Самая главная причина заключалась в том, что в Пуримскую ночь, на Ближней даче, Сталин упал на пол и околел, не успев окончательно расправиться со своими евреями – выслать их всех поголовно, как было задумано, на Колыму. «Лежал впереди Магадан – Столица Колымского края» — это оказалось не про нас: вжимая головы в плечи, советские евреи тихо радовались чуду избавленья от гибели.

Радовались и Маргулиесы – папа Наум Соломонович и мама Клара Самойловна, а пятилетний Вова, по малости лет, не связывал затаённую радость родителей со смертью рябого демона на Ближней даче. Пройдут годы, и он узнает о причине родительского веселья.
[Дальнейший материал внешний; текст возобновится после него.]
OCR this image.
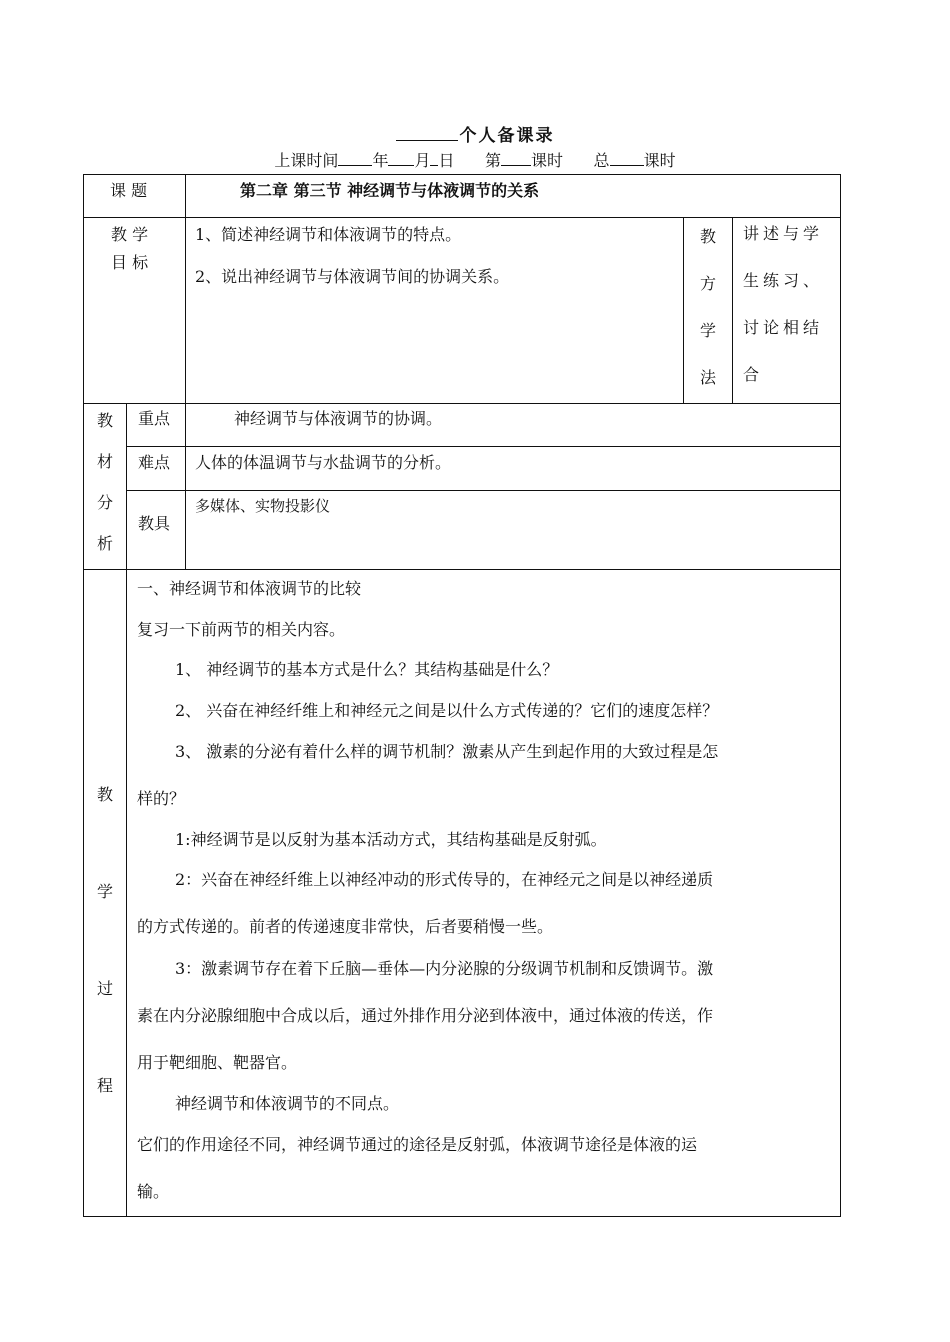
个人备课录
上课时间 年 月 日 第 课时 总 课时
课 题	第二章 第三节 神经调节与体液调节的关系
教 学
目 标
1、简述神经调节和体液调节的特点。
2、说出神经调节与体液调节间的协调关系。
教
方
学
法
讲述与学
生练习、
讨论相结
合
教
材
分
析
重点	神经调节与体液调节的协调。
难点 人体的体温调节与水盐调节的分析。
教具
多媒体、实物投影仪
教
学
过
程
一、神经调节和体液调节的比较
复习一下前两节的相关内容。
1、 神经调节的基本方式是什么？其结构基础是什么？
2、 兴奋在神经纤维上和神经元之间是以什么方式传递的？它们的速度怎样？
3、 激素的分泌有着什么样的调节机制？激素从产生到起作用的大致过程是怎
样的？
1:神经调节是以反射为基本活动方式，其结构基础是反射弧。
2：兴奋在神经纤维上以神经冲动的形式传导的，在神经元之间是以神经递质
的方式传递的。前者的传递速度非常快，后者要稍慢一些。
3：激素调节存在着下丘脑—垂体—内分泌腺的分级调节机制和反馈调节。激
素在内分泌腺细胞中合成以后，通过外排作用分泌到体液中，通过体液的传送，作
用于靶细胞、靶器官。
神经调节和体液调节的不同点。
它们的作用途径不同，神经调节通过的途径是反射弧，体液调节途径是体液的运
输。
Всему своё время, и это, пожалуй, золотое правило нашей жизни.

Пыль немного улеглась, кровь подсохла – и власть объявила по радио: «Жить стало лучше, жить стало веселее!» Это была правда: при Сталине жилось ещё хуже. По траурной амнистии выпустили из лагерей целую армию уголовников, и они, размахивая кастетами и ножами, расползлись по стране, подобно ядовитой ртути. Потом наступила «эпоха позднего реабилитанса» — на свободу потянулись выжившие за решёткой политзэки и ссыльные. Понемногу проветривались мозги, развязывались языки. Публике почудилось, что политический климат меняется и наступает оттепель. Допускать бесконтрольное изменение климата и разрешать самодеятельные чудеса – это не входило в планы верховной власти; пришла пора очередной закрутки идеологических гаек. Распоясавшихся либеральных болтунов и низкопоклонников перед Западом стали ловить и сажать в тюрьмы и сумасшедшие дома. Дошла очередь и до «лиц еврейской национальности», предательски пожелавших променять советскую родину на капиталистический Израиль. Таких буржуазных националистов было немного, но они отравляли интернациональную атмосферу, и с ними надлежало бороться решительно и беспощадно, в лучших традициях большевиков. Так и делали: подогревали жидоморство, объясняли простым советским людям, кто тут воду мутит. И простые советские люди охотно понимали и организованно клеймили позором еврейских националистов. А те нащупали болевую точку режима – стали искать и получать поддержку у своих влиятельных западных собратьев.

Но угодившего к тому времени в тюрьму Наума Соломоновича Маргулиеса эта бодрящая поддержка обходила стороной.